Questions:
- Can we talk about:
variance of a deterministic variable?;
covariance between a deterministic variable and a stochastic variable?;
covariance between two deterministic variables? - Are these concepts well defined in sample?; in population?
Motivation
Take a simple regression
$$y = \beta_0 + \beta_1 x + \varepsilon.$$
Suppose the regressor $x$ is stochastic. The OLS estimate of $\beta_1$ will be
$$\hat{\beta}_1=\frac{\widehat{\text{Cov}}(x,y)}{\widehat{Var}(x)}$$
where hats denote sample counterparts of the population concepts. No problem here.

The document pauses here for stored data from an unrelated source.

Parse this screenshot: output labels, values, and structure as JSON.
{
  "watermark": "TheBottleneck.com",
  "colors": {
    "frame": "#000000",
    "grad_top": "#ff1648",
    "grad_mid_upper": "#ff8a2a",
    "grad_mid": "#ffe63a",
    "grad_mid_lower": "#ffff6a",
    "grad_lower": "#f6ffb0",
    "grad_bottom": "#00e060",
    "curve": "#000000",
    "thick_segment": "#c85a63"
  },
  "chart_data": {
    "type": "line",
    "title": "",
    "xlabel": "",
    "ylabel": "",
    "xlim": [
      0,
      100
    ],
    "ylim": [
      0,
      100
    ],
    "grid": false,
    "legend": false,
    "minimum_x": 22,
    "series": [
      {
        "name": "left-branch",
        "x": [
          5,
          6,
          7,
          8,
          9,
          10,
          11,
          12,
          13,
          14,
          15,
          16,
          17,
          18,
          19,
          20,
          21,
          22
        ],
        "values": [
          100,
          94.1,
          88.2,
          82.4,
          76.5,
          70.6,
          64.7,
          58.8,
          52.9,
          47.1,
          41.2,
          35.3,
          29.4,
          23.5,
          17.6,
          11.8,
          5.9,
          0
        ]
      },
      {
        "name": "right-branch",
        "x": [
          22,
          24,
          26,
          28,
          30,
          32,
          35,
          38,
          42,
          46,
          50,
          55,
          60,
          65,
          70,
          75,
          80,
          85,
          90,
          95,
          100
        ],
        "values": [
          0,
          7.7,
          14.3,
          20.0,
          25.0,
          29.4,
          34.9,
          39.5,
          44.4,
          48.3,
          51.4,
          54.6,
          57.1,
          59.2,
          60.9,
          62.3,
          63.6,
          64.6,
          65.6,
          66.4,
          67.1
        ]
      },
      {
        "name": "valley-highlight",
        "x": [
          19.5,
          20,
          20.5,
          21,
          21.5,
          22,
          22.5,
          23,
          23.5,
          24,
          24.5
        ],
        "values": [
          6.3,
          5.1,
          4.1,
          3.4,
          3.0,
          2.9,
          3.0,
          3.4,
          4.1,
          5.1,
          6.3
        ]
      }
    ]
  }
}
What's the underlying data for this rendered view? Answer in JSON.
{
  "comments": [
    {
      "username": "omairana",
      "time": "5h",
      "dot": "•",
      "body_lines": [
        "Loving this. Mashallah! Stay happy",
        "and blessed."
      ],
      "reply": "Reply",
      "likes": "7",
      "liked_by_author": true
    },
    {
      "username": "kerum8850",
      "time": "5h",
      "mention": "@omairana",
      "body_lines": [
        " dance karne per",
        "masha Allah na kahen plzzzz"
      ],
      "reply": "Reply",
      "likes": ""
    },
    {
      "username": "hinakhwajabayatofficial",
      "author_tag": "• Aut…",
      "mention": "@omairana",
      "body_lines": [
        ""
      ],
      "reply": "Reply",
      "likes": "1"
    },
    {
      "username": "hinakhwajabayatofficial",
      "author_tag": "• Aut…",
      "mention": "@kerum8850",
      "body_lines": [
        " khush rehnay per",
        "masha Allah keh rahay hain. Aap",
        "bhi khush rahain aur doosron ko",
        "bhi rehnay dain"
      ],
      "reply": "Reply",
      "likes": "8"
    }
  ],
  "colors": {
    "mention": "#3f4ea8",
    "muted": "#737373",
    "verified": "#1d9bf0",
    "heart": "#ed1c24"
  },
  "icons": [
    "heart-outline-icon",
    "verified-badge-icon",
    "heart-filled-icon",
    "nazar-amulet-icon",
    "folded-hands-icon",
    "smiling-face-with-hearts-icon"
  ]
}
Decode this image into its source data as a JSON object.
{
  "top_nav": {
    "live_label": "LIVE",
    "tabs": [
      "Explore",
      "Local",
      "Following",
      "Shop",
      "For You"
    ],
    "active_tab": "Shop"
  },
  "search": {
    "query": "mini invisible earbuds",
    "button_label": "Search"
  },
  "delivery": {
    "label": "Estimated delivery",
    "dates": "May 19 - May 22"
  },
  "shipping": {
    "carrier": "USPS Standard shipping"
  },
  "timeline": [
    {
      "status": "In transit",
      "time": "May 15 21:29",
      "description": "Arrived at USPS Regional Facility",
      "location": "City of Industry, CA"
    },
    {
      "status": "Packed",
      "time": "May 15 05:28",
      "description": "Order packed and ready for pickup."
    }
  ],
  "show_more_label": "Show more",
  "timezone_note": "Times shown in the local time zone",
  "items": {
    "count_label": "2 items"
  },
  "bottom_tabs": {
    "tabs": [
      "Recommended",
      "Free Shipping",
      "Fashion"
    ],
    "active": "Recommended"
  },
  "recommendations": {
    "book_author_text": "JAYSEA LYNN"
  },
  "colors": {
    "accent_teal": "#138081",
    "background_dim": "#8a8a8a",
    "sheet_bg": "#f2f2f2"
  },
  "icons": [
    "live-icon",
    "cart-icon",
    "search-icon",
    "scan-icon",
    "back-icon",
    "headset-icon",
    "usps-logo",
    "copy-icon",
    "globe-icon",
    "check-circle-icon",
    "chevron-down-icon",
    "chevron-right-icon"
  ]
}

Now suppose $x$ is deterministic. I am not sure if I can use terms like variance and covariance in this context. Should I exchange $\hat{\beta}_1=\frac{\widehat{\text{Cov}}(x,y)}{\widehat{Var}(x)}$ for something like
$$\hat{\beta}_1=\frac{\frac{1}{n-1}\sum(x_i-\bar{x})(y_i-\bar{y})}{\frac{1}{n-1}\sum(x_i-\bar{x})^2}$$
to be correct? But then again, how meaningful is $\bar{x}$ when $x$ is deterministic? So should I go all the way to
$$\hat{\beta}_1=\frac{\frac{1}{n-1}\sum_{i=1}^n(x_i-\frac{1}{n}\sum_{j=1}^n x_j)(y_i-\frac{1}{n}\sum_{j=1}^n y_j)}{\frac{1}{n-1}\sum(x_i-\frac{1}{n}\sum_{j=1}^n x_j)^2}?$$
I am picking on details here and this may not be too important; my main questions are listed at the top of the post.